Evangelicals Now
<< April 2006 >>

Treasure

Beating Time

TREASURE (CD)
By Lou Fellingham
£13.99
http://phatfish.net

Regular readers may remember that Phatfish are my benchmark for contemporary Christian music. This is not because they are particularly musically ground-breaking, but for the weight of their words and for their transparent personal integrity. That said, Phatfish are also skilled musicians and their lead singer, Lou Fellingham, does indeed have ‘one of the finest voices in Christendom’.

I’ve expressed some fairly strong opinions in this column. In general, the Christian contemporary music scene is plagued by worldliness, shallowness, blandness, poor theology, triumphalism, the cult of self, and endless ‘Jesus is my boyfriend’ songs. How should we respond? Sadly, we are prone to extremes: on the one hand, we may deny vehemently that such a problem exists; on the other, we may be zealously throwing the baby out with the bath water.

So I’m always anxious when those I’ve grown to love and trust do something new. Will they have ‘sold out’? And if they have, will I even notice? Will my faculties of discernment have become dulled by familiarity?

Debut album

Treasure is Lou Fellingham’s debut album. It’s not Phatfish — well, the musicians are not Phatfish, but the lead vocals are 100% Phatfish, and the material is 80% Phatfish (being written by Lou and/or her husband, Nathan Fellingham).

Based on recordings spanning more than a decade, I’d say this is Lou at her best — strong and yet sensitive, clean and yet musical. In the last Phatfish album, Faithful, she was sometimes just a little lost in the mix, but they’ve fixed that this time around. The band may not be Phatfish, but they do a great job. I’m particularly fond of the real Hammond B3, yet the overall sound is still quite British (despite being recorded in California).

But it is the words that excite me the most. Although we’ve heard a third of the material before, this fresh treatment serves it well. There’s even a new (!) approach to Vicki Cook’s popular modern setting of Charitie Bancroft’s ‘Before The Throne Of God Above’ (although even the slightest revision of the words seems unnecessary in this case).

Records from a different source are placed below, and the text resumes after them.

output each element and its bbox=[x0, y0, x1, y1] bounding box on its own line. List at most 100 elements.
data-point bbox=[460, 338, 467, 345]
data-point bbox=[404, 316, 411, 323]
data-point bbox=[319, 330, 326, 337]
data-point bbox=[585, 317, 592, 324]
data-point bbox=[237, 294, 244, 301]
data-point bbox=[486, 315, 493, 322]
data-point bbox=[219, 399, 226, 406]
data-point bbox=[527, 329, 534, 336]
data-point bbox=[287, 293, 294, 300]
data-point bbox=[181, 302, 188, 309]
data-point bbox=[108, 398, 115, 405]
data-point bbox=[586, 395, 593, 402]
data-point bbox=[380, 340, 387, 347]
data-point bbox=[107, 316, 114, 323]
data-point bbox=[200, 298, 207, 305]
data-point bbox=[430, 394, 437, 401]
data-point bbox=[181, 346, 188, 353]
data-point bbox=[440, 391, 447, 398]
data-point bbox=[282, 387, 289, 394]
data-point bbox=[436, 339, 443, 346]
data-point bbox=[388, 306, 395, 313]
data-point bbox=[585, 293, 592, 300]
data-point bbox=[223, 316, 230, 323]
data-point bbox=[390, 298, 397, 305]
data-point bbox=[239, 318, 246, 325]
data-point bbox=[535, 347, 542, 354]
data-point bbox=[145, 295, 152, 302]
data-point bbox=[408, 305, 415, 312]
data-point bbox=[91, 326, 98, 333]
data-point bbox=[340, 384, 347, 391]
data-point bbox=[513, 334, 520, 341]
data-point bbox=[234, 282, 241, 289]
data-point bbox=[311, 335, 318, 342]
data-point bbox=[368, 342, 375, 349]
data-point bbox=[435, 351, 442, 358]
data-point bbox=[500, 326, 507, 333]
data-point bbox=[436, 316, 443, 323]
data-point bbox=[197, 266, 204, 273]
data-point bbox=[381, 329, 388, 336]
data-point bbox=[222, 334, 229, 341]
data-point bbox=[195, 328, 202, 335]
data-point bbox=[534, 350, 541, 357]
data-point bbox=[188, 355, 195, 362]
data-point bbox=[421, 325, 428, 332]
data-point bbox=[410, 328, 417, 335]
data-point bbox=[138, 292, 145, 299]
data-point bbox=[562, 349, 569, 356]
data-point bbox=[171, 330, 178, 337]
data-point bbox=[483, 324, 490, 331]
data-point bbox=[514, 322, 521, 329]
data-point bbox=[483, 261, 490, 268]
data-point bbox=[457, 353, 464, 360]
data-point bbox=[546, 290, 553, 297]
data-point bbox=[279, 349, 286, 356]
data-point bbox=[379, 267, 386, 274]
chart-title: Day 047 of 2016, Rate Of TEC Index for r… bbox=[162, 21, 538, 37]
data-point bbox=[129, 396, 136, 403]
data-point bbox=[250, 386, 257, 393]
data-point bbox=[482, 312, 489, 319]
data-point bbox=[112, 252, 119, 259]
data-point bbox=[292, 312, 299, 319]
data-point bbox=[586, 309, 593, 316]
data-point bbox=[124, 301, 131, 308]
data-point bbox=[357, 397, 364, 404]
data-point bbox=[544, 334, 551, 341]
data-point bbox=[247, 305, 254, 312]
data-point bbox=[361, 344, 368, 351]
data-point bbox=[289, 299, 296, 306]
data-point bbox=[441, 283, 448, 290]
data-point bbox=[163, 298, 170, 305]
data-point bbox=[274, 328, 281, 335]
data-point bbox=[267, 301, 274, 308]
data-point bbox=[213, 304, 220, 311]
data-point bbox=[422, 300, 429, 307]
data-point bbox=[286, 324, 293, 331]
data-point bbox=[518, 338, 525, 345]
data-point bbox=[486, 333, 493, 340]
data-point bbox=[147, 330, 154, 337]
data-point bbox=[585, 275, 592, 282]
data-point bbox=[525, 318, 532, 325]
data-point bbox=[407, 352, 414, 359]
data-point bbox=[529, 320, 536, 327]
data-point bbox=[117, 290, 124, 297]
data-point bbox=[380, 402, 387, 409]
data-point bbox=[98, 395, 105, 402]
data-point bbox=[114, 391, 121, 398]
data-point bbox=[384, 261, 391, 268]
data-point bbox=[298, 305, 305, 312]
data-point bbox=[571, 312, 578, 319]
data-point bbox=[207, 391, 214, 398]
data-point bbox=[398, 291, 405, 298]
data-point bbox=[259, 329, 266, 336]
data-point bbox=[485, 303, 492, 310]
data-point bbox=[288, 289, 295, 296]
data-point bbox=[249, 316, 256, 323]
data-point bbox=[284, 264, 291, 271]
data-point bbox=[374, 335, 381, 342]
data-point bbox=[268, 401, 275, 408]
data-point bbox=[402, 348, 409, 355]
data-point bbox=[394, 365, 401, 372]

The album opens with the honesty and confidence of the Phatfish standard ‘O God Of Love’. It ends with an invigorating shower from Paul Oakley’s song ‘Let It Rain’. A new version of Lou’s prayer lullaby ‘God Of Mercy’, written for the countless AIDS orphans in Africa, will tug at your heart (although for the definitive setting you must hear the Phatfish ‘unplugged’ album Hope where the song is most appropriately followed by the sublime hymn ‘There Is A Day’).

The new material is excellent. There is a very healthy mix of personal and corporate language, with much good application of Scripture. Before long I expect we will be singing some of these songs to each other, and together, to the Lord. Still others will become faithful friends, as they teach and admonish us more personally. In a word: treasure!